The odd thing to me was, that only the RelWithDebInfo build showed this behaviour. Building clang with MinSizeRel + Sanitizer did not show a stack overflow. I assume that the Debug Info increase the stack frame size. The release builds should overflow as well but with more case labels.

My goals for investigation:

  • Figure out exactly which part of the matcher is the problem
  • Rewrite the matchers and try to figure out a way to not use recursive functions to figure out the properties of the switch statement. Could information like CaseCount and hasDefault be interesting to have as member functions in the frontend? I think that can be added into Sema (i never touched anything there, so noo experience)
  • Figure out when the Release Build will stackoverflow.

Would it be acceptable to allow a Stackoverflow when there are thousands of case labels? If i understand correctly (and AST-dump suggests it as well) each case label is another layer in the tree. If that is true other parts of clang might suffer from a similar issue.

JonasToth retitled this revision from [clang-tidy] Resubmit hicpp-multiway-paths-covered without breaking test to [clang-tidy] WIP Resubmit hicpp-multiway-paths-covered without breaking test .Dec 4 2017, 3:56 AM

@aaron.ballman I further investigated and the issue does not come directly from my code (at least thats what i believe) :)

If i change the matcher simply to

Finder->addMatcher(switchStmt().bind("switch"), this);

The overflow still occurs! I assume that the recursive natur of ASTVisitor causes that issue. How should we go further? Maybe ask klimek for some advice?

JonasToth updated this revision to Diff 125556.Dec 5 2017, 9:33 AM
JonasToth retitled this revision from [clang-tidy] WIP Resubmit hicpp-multiway-paths-covered without breaking test to [clang-tidy] WIP Resubmit hicpp-multiway-paths-covered without breaking test.
  • [Misc] comment out matcher, make compile and runnable

@sbenza and @klimek the issue that occurs here is probably ASTMatchers related, thats why I added you.

The problem:

This patch introduces a stack overflow when building with RelWithDebInfo that is caught by the sanitizers. I isolated the issue in the big switch statements that has 256 case labels. On label 200 the overflow occurs, that is noted with a comment.
What I found while debugging is, that no matter which matcher I use the overflow occurs. The toplevel function is parseAST and then executing the frontend actions.
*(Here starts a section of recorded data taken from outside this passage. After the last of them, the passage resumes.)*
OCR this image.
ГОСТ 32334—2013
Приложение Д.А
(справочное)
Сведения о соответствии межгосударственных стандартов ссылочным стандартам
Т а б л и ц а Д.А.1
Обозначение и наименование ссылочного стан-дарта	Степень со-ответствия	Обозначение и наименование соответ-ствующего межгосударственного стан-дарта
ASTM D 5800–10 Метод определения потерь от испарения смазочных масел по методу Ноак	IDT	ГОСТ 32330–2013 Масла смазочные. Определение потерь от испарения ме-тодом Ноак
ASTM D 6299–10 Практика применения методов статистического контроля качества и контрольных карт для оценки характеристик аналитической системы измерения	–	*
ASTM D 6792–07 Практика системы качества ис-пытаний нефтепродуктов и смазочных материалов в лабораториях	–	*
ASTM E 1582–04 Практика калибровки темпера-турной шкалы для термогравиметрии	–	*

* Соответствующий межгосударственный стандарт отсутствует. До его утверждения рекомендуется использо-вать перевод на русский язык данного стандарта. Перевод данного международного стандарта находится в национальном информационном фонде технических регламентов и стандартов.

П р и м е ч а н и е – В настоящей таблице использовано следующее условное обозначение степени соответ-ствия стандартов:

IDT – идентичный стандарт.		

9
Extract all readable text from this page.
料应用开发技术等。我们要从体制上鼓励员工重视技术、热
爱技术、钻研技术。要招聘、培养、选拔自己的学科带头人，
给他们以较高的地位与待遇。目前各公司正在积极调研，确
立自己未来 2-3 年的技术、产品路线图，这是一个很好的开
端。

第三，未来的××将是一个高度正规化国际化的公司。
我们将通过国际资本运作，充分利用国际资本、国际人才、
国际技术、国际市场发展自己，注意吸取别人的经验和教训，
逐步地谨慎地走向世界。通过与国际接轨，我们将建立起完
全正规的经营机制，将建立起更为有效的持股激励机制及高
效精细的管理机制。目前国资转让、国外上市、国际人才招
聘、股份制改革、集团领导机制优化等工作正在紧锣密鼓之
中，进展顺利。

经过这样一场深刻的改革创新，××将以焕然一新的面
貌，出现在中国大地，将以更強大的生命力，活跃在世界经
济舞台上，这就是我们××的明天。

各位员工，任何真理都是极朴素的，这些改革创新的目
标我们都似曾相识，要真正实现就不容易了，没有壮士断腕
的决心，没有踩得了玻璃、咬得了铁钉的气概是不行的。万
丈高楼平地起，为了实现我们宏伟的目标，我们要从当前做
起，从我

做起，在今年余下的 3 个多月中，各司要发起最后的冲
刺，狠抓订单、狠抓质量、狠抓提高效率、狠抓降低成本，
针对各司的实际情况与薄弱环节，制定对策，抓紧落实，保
I think the problem is that every case label adds multiple recursive function calls coming from the nature of how case labels are stored in the AST. That produces the massive stack. Is there a way I could work around this Issue in the check?

@sbenza and/or @klimek did you have time to address the stackoverflow caused from the ASTMatchers?

JonasToth retitled this revision from [clang-tidy] WIP Resubmit hicpp-multiway-paths-covered without breaking test to [clang-tidy] Resubmit hicpp-multiway-paths-covered without breaking test.Jan 7 2018, 4:31 AM

@sbenza and/or @klimek did you have time to address the stackoverflow caused from the ASTMatchers?

I forgot to add the link to the original break: http://green.lab.llvm.org/green/job/clang-stage2-cmake-RgSan/5470/consoleFull#17462642768254eaf0-7326-4999-85b0-388101f2d404

  • get up to date to 7.0

After long inactivity (sorry!) i had a chance to look at it again:

switch(i) {
case 0:;
case 1:;
case 2:;
...
}

does *NOT* lead to the stack overflow. This is most likely an issue in the AST:
https://godbolt.org/g/vZw2BD

Empty case labels do nest, an empty statement prevents this. The nesting leads most likely to the deep recursion. I will file a bug for it.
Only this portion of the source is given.